Kedua : Asuransi Jiwa. ( Ta'min al Askhas )
Asuransi
jiwa adalah sebuah janji dari perusahaan asuransi kepada nasabahnya bahwa
apabila si nasabah mengalami risiko kematian dalam hidupnya, maka perusahaan
asuransi akan memberikan santunan dengan jumlah tertentu kepada ahli waris dari
nasabah tersebut.
Asuransi
jiwa biasanya mempunyai tiga bentuk [3]
:
1. Term assurance (Asuransi Berjangka)
Term
assurance adalah bentuk dasar dari asuransi jiwa, yaitu polis yang menyediakan
jaminan terhadap risiko meninggal dunia dalam periodewaktu tertentu.
Contoh
Asuransi Berjangka (Term Insurance) :
Usia
Tertanggung 30 tahun
Masa
Kontrak 1 tahun
Rate
Premi (misal) : 5 permill/tahun dari Uang Pertanggungan
Uang
Pertanggungan : Rp. 100 Juta
Premi
Tahunan yang harus dibayar : 5/1000 x 100.000.000 = Rp. 500.000
Yang
ditunjuk sebagai penerima UP : Istri (50%) dan anak pertama (50%)
Bila
tertanggung meninggal dunia dalam masa kontrak, maka perusahaan Asuransi
sebagai penanggung akan membayar uang Pertanggungan sebesar 100 juta kepada
yang ditunjuk.
2. Whole Life
Assurance (Asuransi Jiwa Seumur Hidup)
Merupakan
tipe lain dari asuransi jiwa yang akan membayar sejumlah uang pertanggungan
ketika tertanggung meninggal dunia kapan pun.
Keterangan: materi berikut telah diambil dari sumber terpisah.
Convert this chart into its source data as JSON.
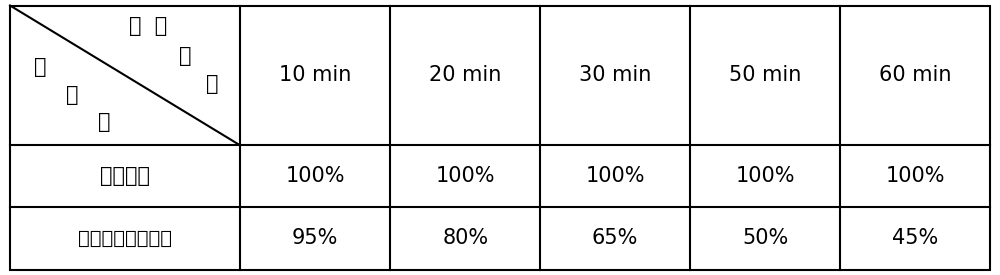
{
  "col_headers": [
    "10 min",
    "20 min",
    "30 min",
    "50 min",
    "60 min"
  ],
  "row_header_1": "三氧化鹨",
  "row_header_2": "纳米三氧化鹨颗粒",
  "data": [
    [
      "100%",
      "100%",
      "100%",
      "100%",
      "100%"
    ],
    [
      "95%",
      "80%",
      "65%",
      "50%",
      "45%"
    ]
  ],
  "diag_top_line1": "反  应",
  "diag_top_line2": "时",
  "diag_top_line3": "间",
  "diag_bot_line1": "催",
  "diag_bot_line2": "化",
  "diag_bot_line3": "剂",
  "background_color": "#ffffff",
  "border_color": "#000000",
  "text_color": "#000000",
  "font_size": 15,
  "fig_width": 10.0,
  "fig_height": 2.75
}
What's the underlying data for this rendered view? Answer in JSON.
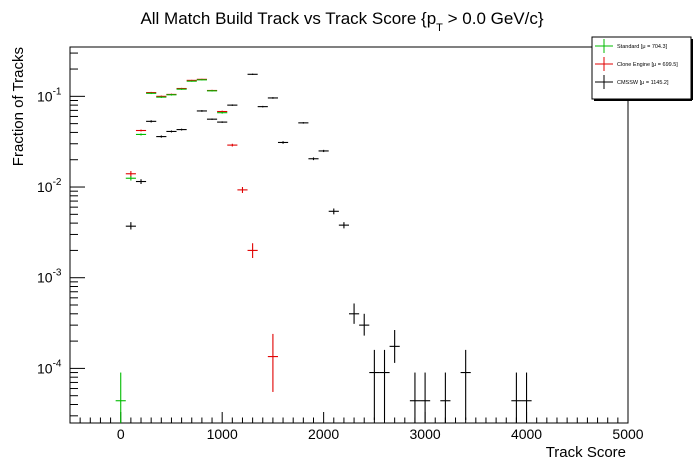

Merupakan polis permanen yang
tidak dibatasi tanggal berakhirnya polis seperti pada term assurance. Karena
klaim pasti akan terjadi maka premium akan lebih mahal dibanding premi term
assurance dimana klaim hanya mungkin terjadi. Polis whole life merupakan polis
substantif dan sering digunakan sebagai proteksi dalam pinjaman.
3. Endowment
Assurance (Asuransi Dwiguna)
Pada
tipe ini, jumlah uang pertanggungan akan dibayarkan pada tanggal akhir kontrak
yang telah ditetapkan.
Contoh
Asuransi Dwiguna Berjangka (Kombinasi Term & Endowment)
Usia
Tertanggung 30 tahun
Masa
Kontrak 10 tahun
Rate
Premi (misal) : 85 permill/tahun dari Uang Pertanggungan
Uang
Pertanggungan : Rp. 100 Juta
Premi
yang harus dibayar : 85/1000 x 100.000.000 = Rp. 8.500.000,-
Yang
ditunjuk sebagai penerima UP : Istri (50%) dan anak pertama (50%)
1. Bila tertanggung
meninggal dunia dalam masa kontrak, maka perusahaan Asuransi sebagai penanggung
akan membayar uang Pertanggungan sebesar 100 juta kepada yang ditunjuk.
2. Bila tertanggung
hidup sampai akhir kontrak, maka tertanggung akan menerima uang pertanggungan
sebesar 100 juta
IV. Asuransi ditinjau dari sistem yang digunakan.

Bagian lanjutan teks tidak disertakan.